Thomas K. Carpenter is a full time contemporary fantasy author with over 50 independently published titles. His bestselling, multi-series universe, The Hundred Halls, has over 25 books and counting. His stories focus on fantastic families, magical academies, and epic adventures. All the books can be found at major retailers and directly from the author at https://thomaskcarpenter.com/. You can sign up for his newsletter at https://www.subscribepage.com/trialso... When he is not writing, he enjoys playing turn-based strategy games and MTG, skiing, hiking, traveling, and chilling on the couch with his wife and their little dog, Loki, at home in the beautiful mountains of Colorado.

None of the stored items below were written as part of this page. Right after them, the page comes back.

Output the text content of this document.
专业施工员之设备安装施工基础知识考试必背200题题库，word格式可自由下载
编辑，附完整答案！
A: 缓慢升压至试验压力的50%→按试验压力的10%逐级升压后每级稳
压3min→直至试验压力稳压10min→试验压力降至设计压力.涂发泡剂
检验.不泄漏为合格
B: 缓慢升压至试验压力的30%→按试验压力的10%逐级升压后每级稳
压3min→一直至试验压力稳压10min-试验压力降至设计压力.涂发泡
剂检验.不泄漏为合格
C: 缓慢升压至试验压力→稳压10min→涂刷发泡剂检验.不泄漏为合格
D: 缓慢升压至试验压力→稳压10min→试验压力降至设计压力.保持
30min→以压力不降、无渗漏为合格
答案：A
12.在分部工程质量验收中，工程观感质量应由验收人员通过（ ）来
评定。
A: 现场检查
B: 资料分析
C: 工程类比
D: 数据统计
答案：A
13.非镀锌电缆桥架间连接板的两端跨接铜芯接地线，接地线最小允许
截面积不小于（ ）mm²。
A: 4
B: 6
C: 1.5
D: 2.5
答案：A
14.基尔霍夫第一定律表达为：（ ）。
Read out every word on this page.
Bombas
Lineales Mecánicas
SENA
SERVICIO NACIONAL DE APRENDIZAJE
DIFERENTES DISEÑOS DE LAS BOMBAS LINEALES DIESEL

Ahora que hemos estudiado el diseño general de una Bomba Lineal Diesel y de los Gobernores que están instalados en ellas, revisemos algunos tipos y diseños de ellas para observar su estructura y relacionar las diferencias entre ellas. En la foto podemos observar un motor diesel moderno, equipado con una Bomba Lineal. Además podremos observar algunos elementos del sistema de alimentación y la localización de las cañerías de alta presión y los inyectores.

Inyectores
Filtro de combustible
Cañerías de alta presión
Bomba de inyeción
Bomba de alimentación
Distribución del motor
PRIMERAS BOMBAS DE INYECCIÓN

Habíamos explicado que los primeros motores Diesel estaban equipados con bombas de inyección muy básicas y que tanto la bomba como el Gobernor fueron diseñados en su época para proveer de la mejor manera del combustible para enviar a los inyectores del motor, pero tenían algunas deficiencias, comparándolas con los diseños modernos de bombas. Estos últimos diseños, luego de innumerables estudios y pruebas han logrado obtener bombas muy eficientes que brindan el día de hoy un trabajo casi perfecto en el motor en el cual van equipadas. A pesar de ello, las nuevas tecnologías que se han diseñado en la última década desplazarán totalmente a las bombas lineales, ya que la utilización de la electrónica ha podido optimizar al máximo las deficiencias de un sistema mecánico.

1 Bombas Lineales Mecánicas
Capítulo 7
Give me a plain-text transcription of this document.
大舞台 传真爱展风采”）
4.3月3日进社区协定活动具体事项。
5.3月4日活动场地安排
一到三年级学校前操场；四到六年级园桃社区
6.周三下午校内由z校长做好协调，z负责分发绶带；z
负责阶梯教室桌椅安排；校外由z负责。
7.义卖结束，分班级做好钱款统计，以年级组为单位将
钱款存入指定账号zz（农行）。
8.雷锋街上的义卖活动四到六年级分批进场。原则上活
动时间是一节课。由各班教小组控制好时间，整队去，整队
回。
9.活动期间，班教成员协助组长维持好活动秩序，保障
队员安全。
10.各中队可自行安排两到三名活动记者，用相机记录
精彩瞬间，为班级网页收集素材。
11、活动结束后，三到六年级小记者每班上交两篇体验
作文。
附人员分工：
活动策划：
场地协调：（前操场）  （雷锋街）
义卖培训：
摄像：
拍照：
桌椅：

George Nikolopoulos is a speculative fiction writer from Athens, Greece. His short stories have been published (and/or are pending) in Galaxy's Edge, Nature Magazine, Daily Science Fiction, Factor Four, Dream Forge, Grievous Angel, Best Vegan SFF, The Year's Best Military & Adventure SF, Fiddler’s Green Peculiar Parish Magazine, Hybrid Fiction, Five Minutes in Hotel Stormcove, On Spec, Laughing at Shadows, Twenty-two Twenty-eight, Helios Quarterly Magazine, Selene Quarterly Magazine, Gallery of Curiosities, Murder Park After Dark, 99 Tiny Terrors, Unsung Stories, Lite Lit One, Bards & Sages Quarterly, Havok, The Centropic Oracle, StarShipSofa, 600 Second Saga, Antipodean SF, Manawaker Studio's FFP, SF Comet, Mad Scientist Journal, Truancy, Digital Fiction Pub's QuickFic, Sci Phi Journal, 9Tales from Elsewhere, Fifty Flashes, Timeshift, Drabbledark, Martian, Sins and Other Worlds, Angels, Monsters, Gruff Variations, Scarlet Leaf Review, Clash of the Titles, The Lane of Unusual Traders, Sky Castles, Event Horizon, Up and Coming–Stories by the 2016 Campbell-eligible Authors, Szortal, QuarterReads, Stella's Literary Bistro, Diasporic Literature Spot, as well as many magazines and anthologies in Greece and Cyprus. His children's fantasy novelette "The Three Princesses" has been published in Cyprus and his poetry collections "Glass Boats" and "Missed Opportunities" have been published in Greece. He is a member of Codex Writers' Group. He sometimes blogs at georgenikolopoulos.wordpress.com

Alex Shvartsman is a writer, editor, and translator from Brooklyn, NY. He's the author of The Middling Affliction (2022) and Eridani's Crown (2019) fantasy novels. Kakistocracy, a sequel to The Middling Affliction, is forthcoming in 2023. Over 120 of his stories have been published in Analog, Nature, Strange Horizons, and many other venues. He won the 2014 WSFA Small Press Award for Short Fiction and was a two-time finalist (2015 and 2017) for the Canopus Award for Excellence in Interstellar Fiction. His collection, Explaining Cthulhu to Grandma and Other Stories and his steampunk humor novella H. G. Wells, Secret Agent were published in 2015. His second collection, The Golem of Deneb Seven and Other Stories followed in 2018. Alex is the editor of over a dozen anthologies, including the Unidentified Funny Objects annual anthology series of humorous SF/F.